By doing this a few days before your trip, you can avoid last minute problems. Check buckles, tethers, and any other securing mechanism. If any of them are not up to standards, then you need to head out and replace them before you think about heading out! 

Often local police or fire stations have car seat safety inspections. You can check to see if your local ones have that, and head on over.

car seat safety inspection event before a long road trip

Things To Do The NIGHT BEFORE Your Next Long Road Trip

Check your tires one last time.  

I can’t stress that enough! Use your car’s tire gauge that is built in, but also take the time to use an old-fashioned one as well. Inspect your tires for stones or other materials that can possible puncture a tire.

If you don’t have an E-Z pass, put plenty of change in your car. 

Make sure you have a lot of quarters, dimes, and nickels. And one dollar bills are a must. 

UPDATED FOR 2023: Most toll roads have switched to non-monetary methods. You can pay by charge card or they will bill you based on your license plate number. Be sure to check with any states along your route to verify what methods of payment you may need.

Place a box of tissues and a small white garbage bag in the inside of your car. 

That tip is definitely self-explanatory. Also make sure you have hand sanitizer, Lysol wipes, and personal care wipes just in case a rest stop does not have toilet paper.

Make sure important information is in the glove compartment. 
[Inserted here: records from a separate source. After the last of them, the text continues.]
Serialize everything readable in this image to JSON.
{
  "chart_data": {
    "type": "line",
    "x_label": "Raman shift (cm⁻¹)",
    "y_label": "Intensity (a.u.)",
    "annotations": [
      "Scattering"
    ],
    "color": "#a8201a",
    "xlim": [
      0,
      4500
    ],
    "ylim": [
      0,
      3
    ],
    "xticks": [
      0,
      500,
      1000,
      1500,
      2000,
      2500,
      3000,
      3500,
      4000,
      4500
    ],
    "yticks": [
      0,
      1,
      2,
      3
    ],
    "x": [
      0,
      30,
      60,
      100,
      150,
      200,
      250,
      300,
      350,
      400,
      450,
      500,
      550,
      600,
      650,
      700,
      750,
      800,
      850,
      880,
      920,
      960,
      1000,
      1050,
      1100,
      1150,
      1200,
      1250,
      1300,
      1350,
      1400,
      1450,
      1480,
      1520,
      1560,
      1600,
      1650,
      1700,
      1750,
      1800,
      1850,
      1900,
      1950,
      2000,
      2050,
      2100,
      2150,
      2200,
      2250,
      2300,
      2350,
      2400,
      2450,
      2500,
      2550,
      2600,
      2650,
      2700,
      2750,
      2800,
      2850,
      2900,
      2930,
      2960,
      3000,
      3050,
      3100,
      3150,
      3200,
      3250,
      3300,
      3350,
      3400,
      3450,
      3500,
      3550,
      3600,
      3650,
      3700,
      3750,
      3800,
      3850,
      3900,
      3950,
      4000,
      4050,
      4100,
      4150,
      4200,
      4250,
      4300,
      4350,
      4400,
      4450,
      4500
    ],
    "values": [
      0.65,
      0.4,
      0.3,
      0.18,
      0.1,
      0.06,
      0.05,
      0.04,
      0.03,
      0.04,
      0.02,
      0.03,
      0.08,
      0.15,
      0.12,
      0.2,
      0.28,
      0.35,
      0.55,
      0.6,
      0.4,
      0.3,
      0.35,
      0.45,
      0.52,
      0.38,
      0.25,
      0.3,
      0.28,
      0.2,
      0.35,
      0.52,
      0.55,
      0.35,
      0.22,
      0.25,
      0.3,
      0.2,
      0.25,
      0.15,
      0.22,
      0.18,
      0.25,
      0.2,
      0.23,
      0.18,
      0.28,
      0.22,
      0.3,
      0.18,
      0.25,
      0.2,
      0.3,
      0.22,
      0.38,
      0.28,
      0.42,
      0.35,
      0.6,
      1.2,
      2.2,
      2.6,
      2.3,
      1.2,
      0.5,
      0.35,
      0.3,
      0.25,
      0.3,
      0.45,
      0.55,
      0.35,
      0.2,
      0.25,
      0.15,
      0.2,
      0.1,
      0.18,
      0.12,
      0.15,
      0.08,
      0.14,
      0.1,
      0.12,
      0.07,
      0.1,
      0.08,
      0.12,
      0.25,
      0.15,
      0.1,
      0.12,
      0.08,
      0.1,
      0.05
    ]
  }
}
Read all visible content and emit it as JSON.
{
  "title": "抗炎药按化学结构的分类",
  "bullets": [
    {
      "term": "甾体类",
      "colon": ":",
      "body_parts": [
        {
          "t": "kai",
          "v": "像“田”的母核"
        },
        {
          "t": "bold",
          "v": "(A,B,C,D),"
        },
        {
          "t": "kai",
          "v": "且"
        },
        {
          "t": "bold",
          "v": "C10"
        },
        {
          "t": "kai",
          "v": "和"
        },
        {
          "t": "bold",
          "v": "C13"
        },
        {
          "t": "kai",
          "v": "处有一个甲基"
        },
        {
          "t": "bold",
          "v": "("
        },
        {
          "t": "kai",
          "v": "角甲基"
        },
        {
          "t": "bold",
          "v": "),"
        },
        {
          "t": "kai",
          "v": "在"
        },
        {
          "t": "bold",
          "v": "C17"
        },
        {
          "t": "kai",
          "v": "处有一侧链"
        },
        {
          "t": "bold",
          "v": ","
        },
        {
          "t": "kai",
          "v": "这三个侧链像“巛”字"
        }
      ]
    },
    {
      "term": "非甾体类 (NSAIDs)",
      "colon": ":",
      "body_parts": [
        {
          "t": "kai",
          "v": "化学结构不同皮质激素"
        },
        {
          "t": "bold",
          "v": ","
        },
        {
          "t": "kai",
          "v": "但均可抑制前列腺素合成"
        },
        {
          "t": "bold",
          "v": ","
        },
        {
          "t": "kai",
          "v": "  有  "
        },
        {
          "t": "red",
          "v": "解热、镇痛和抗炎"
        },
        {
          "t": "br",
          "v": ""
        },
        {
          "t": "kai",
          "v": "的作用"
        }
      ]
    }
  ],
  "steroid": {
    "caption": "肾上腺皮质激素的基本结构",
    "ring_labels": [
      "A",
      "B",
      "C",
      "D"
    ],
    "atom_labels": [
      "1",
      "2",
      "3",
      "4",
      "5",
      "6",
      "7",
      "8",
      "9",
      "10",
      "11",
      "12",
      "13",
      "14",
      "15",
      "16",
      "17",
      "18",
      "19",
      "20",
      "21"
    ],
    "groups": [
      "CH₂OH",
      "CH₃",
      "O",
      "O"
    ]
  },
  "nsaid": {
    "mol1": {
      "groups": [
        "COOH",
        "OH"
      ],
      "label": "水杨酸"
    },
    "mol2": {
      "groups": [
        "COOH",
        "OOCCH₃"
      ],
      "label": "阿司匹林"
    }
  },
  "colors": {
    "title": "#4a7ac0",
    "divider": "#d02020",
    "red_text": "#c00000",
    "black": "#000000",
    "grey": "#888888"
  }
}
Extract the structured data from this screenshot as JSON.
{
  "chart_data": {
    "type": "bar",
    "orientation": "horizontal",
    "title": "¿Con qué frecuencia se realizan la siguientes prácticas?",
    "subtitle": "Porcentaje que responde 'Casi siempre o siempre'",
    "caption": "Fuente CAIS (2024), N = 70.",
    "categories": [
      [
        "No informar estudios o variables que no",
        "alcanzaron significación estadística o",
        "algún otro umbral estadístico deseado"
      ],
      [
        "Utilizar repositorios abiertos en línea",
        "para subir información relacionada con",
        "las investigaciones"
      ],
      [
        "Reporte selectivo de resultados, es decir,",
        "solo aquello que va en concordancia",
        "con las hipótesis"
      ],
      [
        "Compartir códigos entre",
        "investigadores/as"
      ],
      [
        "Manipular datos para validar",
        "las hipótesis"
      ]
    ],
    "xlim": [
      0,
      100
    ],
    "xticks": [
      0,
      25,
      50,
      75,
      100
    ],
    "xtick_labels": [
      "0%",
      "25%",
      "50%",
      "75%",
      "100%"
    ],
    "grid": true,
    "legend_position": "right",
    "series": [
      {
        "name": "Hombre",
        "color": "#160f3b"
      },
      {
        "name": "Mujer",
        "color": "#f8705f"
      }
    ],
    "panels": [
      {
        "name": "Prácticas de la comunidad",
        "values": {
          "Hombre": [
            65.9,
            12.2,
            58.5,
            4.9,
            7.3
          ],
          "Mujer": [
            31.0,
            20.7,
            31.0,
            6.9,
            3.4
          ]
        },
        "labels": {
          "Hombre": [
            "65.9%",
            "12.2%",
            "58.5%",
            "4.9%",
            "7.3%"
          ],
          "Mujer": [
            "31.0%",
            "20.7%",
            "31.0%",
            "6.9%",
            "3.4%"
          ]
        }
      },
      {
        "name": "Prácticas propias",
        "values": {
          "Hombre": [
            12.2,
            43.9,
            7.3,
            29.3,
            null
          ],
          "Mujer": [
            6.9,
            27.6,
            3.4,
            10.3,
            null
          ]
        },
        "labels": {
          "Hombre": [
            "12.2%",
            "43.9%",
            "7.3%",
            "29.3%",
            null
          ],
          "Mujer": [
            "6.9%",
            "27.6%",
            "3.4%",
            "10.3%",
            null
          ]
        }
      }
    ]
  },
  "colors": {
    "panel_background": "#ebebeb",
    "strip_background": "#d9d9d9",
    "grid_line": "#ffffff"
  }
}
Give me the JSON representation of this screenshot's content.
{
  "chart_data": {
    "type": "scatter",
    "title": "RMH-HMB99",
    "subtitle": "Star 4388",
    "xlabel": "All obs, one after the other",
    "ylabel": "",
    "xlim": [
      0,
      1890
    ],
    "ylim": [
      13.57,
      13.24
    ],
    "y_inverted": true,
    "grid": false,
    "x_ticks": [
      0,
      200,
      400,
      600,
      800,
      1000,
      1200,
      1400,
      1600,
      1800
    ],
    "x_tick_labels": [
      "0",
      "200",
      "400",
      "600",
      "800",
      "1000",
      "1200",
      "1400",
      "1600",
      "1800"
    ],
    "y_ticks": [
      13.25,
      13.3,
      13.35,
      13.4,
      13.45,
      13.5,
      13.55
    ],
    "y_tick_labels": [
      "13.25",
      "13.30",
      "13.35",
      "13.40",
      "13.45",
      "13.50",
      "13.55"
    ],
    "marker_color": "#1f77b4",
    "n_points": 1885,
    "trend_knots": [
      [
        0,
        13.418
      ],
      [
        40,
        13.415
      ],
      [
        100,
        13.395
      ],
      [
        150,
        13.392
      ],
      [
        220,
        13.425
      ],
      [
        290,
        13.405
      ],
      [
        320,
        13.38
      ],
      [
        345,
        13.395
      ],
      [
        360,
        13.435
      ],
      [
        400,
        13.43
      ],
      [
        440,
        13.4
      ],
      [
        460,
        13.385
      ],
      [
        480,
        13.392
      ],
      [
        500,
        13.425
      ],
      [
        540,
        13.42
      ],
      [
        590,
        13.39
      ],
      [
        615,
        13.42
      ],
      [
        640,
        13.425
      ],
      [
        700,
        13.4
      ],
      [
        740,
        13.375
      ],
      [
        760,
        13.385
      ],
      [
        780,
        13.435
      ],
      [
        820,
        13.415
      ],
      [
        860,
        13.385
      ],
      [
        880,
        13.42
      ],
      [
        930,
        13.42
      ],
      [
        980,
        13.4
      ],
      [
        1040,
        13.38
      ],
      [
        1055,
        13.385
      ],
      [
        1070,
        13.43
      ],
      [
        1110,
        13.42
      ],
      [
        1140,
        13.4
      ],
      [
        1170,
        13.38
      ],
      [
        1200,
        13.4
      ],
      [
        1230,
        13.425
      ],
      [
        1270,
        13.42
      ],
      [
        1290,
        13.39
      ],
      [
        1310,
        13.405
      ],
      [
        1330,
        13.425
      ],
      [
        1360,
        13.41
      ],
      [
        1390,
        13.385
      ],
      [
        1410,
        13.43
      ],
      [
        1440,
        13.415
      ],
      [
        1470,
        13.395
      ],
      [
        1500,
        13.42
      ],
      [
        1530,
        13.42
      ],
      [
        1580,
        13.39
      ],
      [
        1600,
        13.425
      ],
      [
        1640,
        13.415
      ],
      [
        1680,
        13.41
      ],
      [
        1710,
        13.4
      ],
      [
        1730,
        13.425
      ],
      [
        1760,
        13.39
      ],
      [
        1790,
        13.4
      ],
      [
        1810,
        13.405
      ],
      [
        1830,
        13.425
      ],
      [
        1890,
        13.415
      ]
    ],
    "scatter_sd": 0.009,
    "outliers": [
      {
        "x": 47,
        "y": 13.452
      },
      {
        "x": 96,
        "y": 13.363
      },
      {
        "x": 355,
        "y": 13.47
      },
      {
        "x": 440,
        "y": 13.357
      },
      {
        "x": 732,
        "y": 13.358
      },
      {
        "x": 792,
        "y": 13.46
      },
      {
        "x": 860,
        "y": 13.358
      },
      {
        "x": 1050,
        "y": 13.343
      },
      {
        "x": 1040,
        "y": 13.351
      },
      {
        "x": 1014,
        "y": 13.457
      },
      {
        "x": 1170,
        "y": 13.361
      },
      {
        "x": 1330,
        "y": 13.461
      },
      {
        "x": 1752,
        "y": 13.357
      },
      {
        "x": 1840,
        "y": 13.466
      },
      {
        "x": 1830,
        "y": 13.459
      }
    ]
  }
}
This includes your registration and insurance information, your owner’s manual, and a large index card that has information about every passenger in the car.

Full name, your home address, emergency contact information, and each person’s blood type. That information could save your life, so clip it together with your registration. Another item on your road trip checklist that should be a priority!

More Resources For Preparing For A Long Road Trip

I hope you found this information helpful. It should make preparing your car for a road trip easier and less stressful. Happy road tripping!